Lamentably, the organizers presented no texts or translations at any of the musical performances. For the Platonos, the 13 poems’ titles weren’t even listed in the program. If the festival’s mission was to expand awareness of Cavafy’s work, why leave out that information, essential for most in the New York audience? (The festival’s creative director and the director of culture for the Onassis Foundation, Afroditi Panagiotakou, said the decision was a creative choice meant to spark audiences’ curiosity about Cavafy.)
“Waiting for the Barbarians” was also the starting point for an even more spectacular musical interpretation by the multidisciplinary artist Laurie Anderson, in a program Tuesday night at St. Thomas Church, copresented with Death of Classical. The performances featured the sensitive Knights orchestra, conducted by Eric Jacobsen; and the exemplary Brooklyn Youth Chorus, led by Dianne Berkun Menaker.
Before she began, Anderson — whose sharp, sardonic delivery matched Cavafy’s tone perfectly — pointed out political parallels between our own lock-horned Congress and Cavafy’s imagined empire in decline with a do-nothing senate (“This sounds familiar!”). She declaimed “Barbarians” and “Ithaka” in English while layering her electric violin, two keyboards, synths and other electronics over the orchestra and chorus.
The program also included works by Helga Davis and Petros Klampanis, as well as Prestini, whose setting of Cavafy’s poem “Voices” for the chorus offered dazzling textures and beautiful counterpoint. Davis and Klampanis’s composition, “Cavafy Ghost,” featured Davis’s virtuosic vocals across several octaves and collaged several Cavafy poems. In one striking section, Davis and Klampanis, who also played double bass, read “Barbarians” (again!) in tandem, Davis in English and Klampanis in Greek, to mesmerizing effect.
For the Greek-born Klampanis, Cavafy’s work is part of a common cultural lexicon; but it was clear from their writing and live performances how deeply Anderson, Prestini and Davis had each grappled with Cavafy’s themes of isolation and memory. “Voices,” the choristers chanted solemnly in Prestini’s piece: “loved and idealized, of those who have died, or of those lost for us like the dead.”
That side-by-side recitation was also a reminder of Cavafy the polyglot: He was partly raised in Britain as a child, and he reportedly spoke Greek with an English accent. (Cavafy’s ease in multiple languages was common in Alexandria; my father spoke English as his fourth language, after Greek, Arabic and French.)
On Wednesday evening, I returned to National Sawdust for “Archive of Desire,” a meditative collaboration between the poet Robin Coste Lewis, the composer and pianist Vijay Iyer, Zeigler (here as composer as well as cellist) and the visual artist Julie Mehretu.
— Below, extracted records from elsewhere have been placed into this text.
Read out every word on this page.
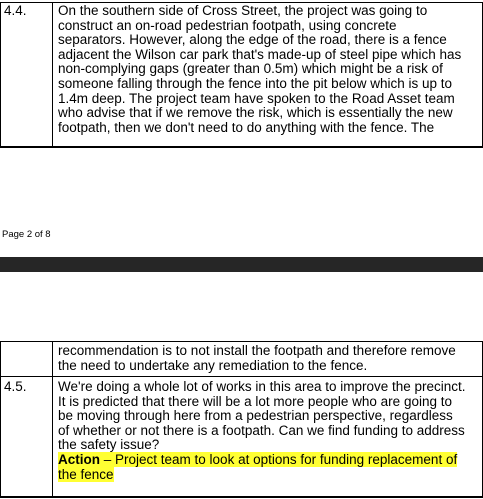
4.4. On the southern side of Cross Street, the project was going to
construct an on-road pedestrian footpath, using concrete
separators. However, along the edge of the road, there is a fence
adjacent the Wilson car park that's made-up of steel pipe which has
non-complying gaps (greater than 0.5m) which might be a risk of
someone falling through the fence into the pit below which is up to
1.4m deep. The project team have spoken to the Road Asset team
who advise that if we remove the risk, which is essentially the new
footpath, then we don't need to do anything with the fence. The
Page 2 of 8
recommendation is to not install the footpath and therefore remove
the need to undertake any remediation to the fence.
4.5. We're doing a whole lot of works in this area to improve the precinct.
It is predicted that there will be a lot more people who are going to
be moving through here from a pedestrian perspective, regardless
of whether or not there is a footpath. Can we find funding to address
the safety issue?
Action – Project team to look at options for funding replacement of
the fence
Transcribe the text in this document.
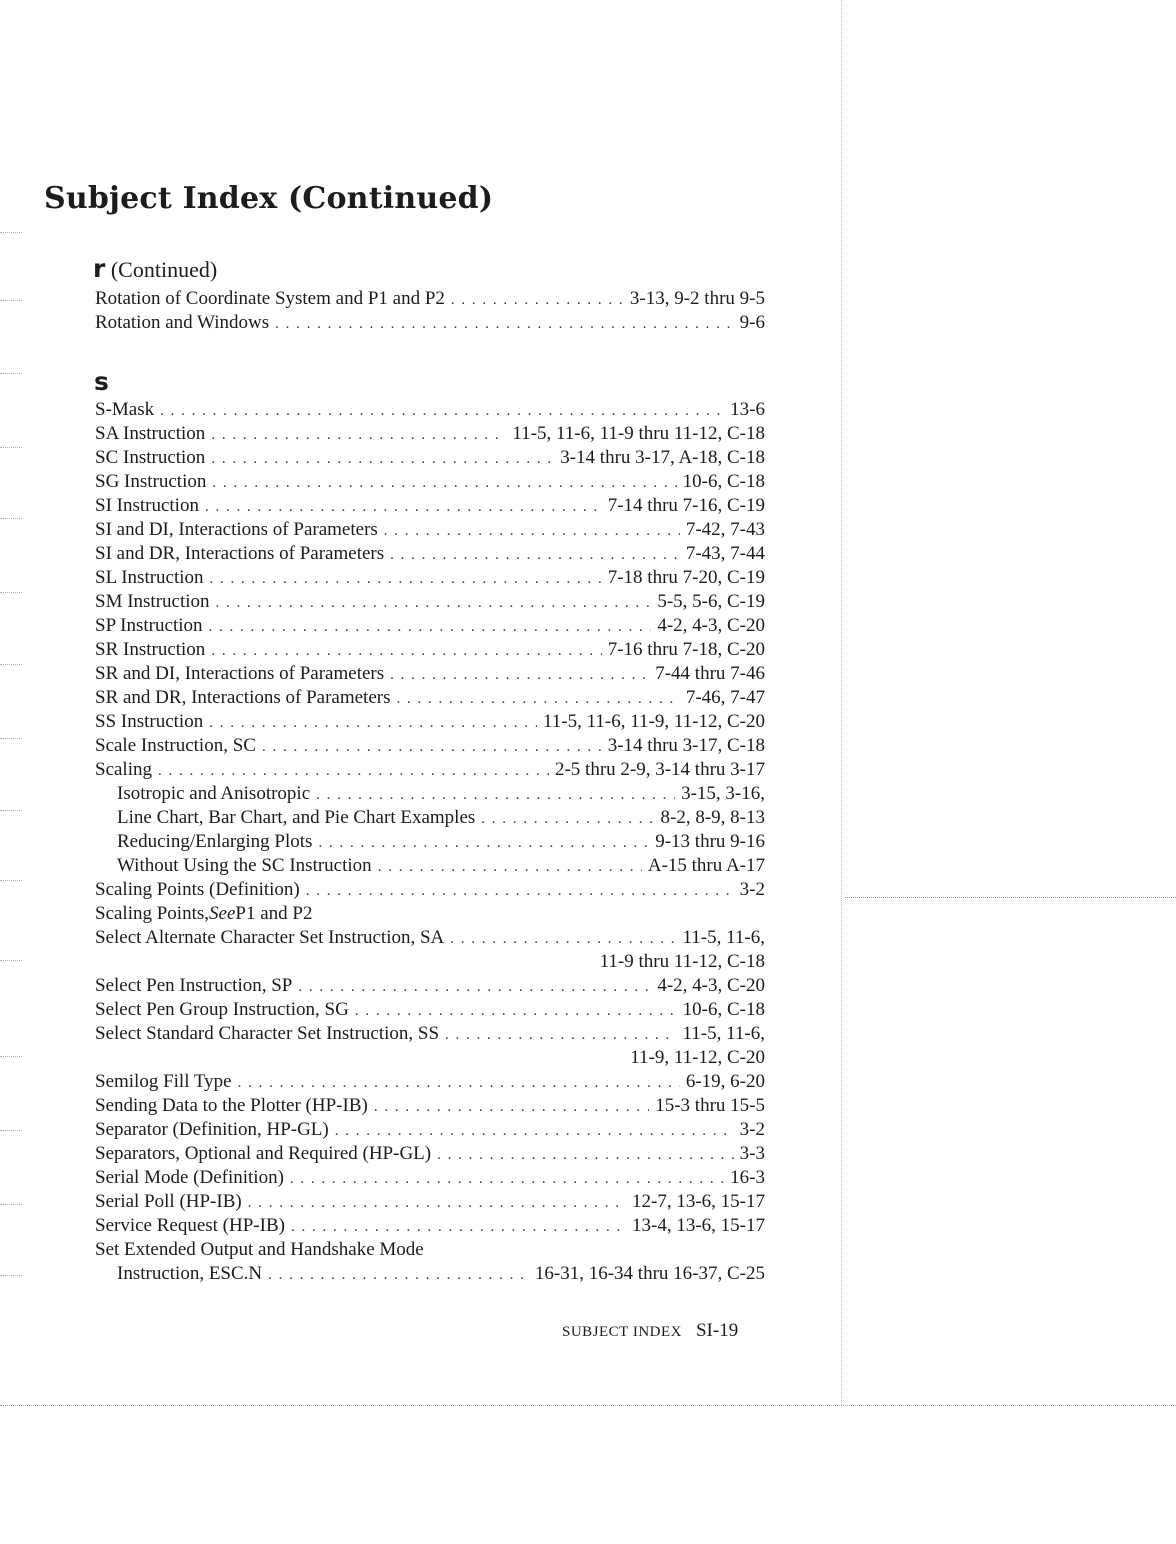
Subject Index (Continued)
r (Continued)
Rotation of Coordinate System and P1 and P2 . . .	3-13, 9-2 thru 9-5
Rotation and Windows . . .	9-6
s
S-Mask . . .	13-6
SA Instruction . . .	11-5, 11-6, 11-9 thru 11-12, C-18
SC Instruction . . .	3-14 thru 3-17, A-18, C-18
SG Instruction . . .	10-6, C-18
SI Instruction . . .	7-14 thru 7-16, C-19
SI and DI, Interactions of Parameters . . .	7-42, 7-43
SI and DR, Interactions of Parameters . . .	7-43, 7-44
SL Instruction . . .	7-18 thru 7-20, C-19
SM Instruction . . .	5-5, 5-6, C-19
SP Instruction . . .	4-2, 4-3, C-20
SR Instruction . . .	7-16 thru 7-18, C-20
SR and DI, Interactions of Parameters . . .	7-44 thru 7-46
SR and DR, Interactions of Parameters . . .	7-46, 7-47
SS Instruction . . .	11-5, 11-6, 11-9, 11-12, C-20
Scale Instruction, SC . . .	3-14 thru 3-17, C-18
Scaling . . .	2-5 thru 2-9, 3-14 thru 3-17
Isotropic and Anisotropic . . .	3-15, 3-16,
Line Chart, Bar Chart, and Pie Chart Examples . . .	8-2, 8-9, 8-13
Reducing/Enlarging Plots . . .	9-13 thru 9-16
Without Using the SC Instruction . . .	A-15 thru A-17
Scaling Points (Definition) . . .	3-2
Scaling Points, See P1 and P2
Select Alternate Character Set Instruction, SA . . .	11-5, 11-6,
11-9 thru 11-12, C-18
Select Pen Instruction, SP . . .	4-2, 4-3, C-20
Select Pen Group Instruction, SG . . .	10-6, C-18
Select Standard Character Set Instruction, SS . . .	11-5, 11-6,
11-9, 11-12, C-20
Semilog Fill Type . . .	6-19, 6-20
Sending Data to the Plotter (HP-IB) . . .	15-3 thru 15-5
Separator (Definition, HP-GL) . . .	3-2
Separators, Optional and Required (HP-GL) . . .	3-3
Serial Mode (Definition) . . .	16-3
Serial Poll (HP-IB) . . .	12-7, 13-6, 15-17
Service Request (HP-IB) . . .	13-4, 13-6, 15-17
Set Extended Output and Handshake Mode
Instruction, ESC.N . . .	16-31, 16-34 thru 16-37, C-25
SUBJECT INDEX SI-19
As Lewis wove together her own words with frequent quotations from and allusions to Cavafy, Iyer and Zeigler played arcing melodies sometimes in dialogue, and sometimes contained in individual sonic universes that matched Cavafy’s sense of solitude. Mehretu’s work, full of her signature darting lines that imply movement and displacement, was projected on a screen behind the other performers.
At the end of the “Archive of Desire” performance, Lewis returned to the microphone and proclaimed, “Cavafy forever!” This festival was not about rediscovering a long-dead voice. Instead, it provided an opportunity for today’s artists to meet Cavafy’s ever-present future.